EDIT: I see now that he's talking about historical beer styles, not process stuff. So I digress in the second half of this:
Mosher is awesome. He's really right, you know. There's a bazillion myths out there that just never die. And I know he does, like, a TON of research. He's read all the old history books and spent a lot of time at libraries, or something. The rest of us haven't. Mosher, of anyone, would know the truth. I have no doubts. Ron Pattinson, also!
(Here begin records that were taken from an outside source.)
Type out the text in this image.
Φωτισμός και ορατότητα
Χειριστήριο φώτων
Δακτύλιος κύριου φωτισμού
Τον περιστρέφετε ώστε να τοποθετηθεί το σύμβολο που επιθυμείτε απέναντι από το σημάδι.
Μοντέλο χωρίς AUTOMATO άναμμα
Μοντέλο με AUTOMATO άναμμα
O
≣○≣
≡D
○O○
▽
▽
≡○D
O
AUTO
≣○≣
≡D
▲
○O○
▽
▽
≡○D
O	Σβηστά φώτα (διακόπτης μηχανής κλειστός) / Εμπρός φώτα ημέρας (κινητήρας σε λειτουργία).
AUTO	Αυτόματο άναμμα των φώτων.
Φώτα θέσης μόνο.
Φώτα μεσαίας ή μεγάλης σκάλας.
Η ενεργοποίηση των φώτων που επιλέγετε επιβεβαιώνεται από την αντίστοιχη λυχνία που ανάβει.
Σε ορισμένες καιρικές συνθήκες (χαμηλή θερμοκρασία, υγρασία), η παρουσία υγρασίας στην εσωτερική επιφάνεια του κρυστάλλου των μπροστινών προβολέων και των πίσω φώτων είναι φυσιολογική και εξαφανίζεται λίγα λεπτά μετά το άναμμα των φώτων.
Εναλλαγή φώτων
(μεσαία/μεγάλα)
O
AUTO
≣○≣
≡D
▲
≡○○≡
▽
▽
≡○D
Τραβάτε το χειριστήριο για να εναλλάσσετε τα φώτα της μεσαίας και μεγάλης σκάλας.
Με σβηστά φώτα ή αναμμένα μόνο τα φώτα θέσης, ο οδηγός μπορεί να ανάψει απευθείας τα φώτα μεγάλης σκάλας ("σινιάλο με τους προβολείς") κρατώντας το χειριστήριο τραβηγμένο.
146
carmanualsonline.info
And then there's the process myths, of course, which Marshall Schott, Denny Conn, and others have been working so hard to dispel. How I brew today compared to how I brewed 10 years ago is.... reasonably different, based on what I've learned. It's got to be super friggin confusing for brand new homebrewers to try to make sense of anything, when they are handed a copy of Papazian or Palmer as the "bibles", but then they come on forums like this one or join a club, and everyone tells them "oh no, that's all wrong, everything you know is wrong". It's crazy how much this hobby is growing right now. Ten years ago, or 20 or 30..... so many friggin myths have been generated in recent history that just might never die because books last forever. It's going to be a friggin mess 100 or 200 years from now when someone tries to figure out what was known and learned during the American homebrew renaissance of the 1990s and 2000s, because man..... we've totally flip-flopped the common knowledge probably 100 times on 100 different topics. It's a mess!!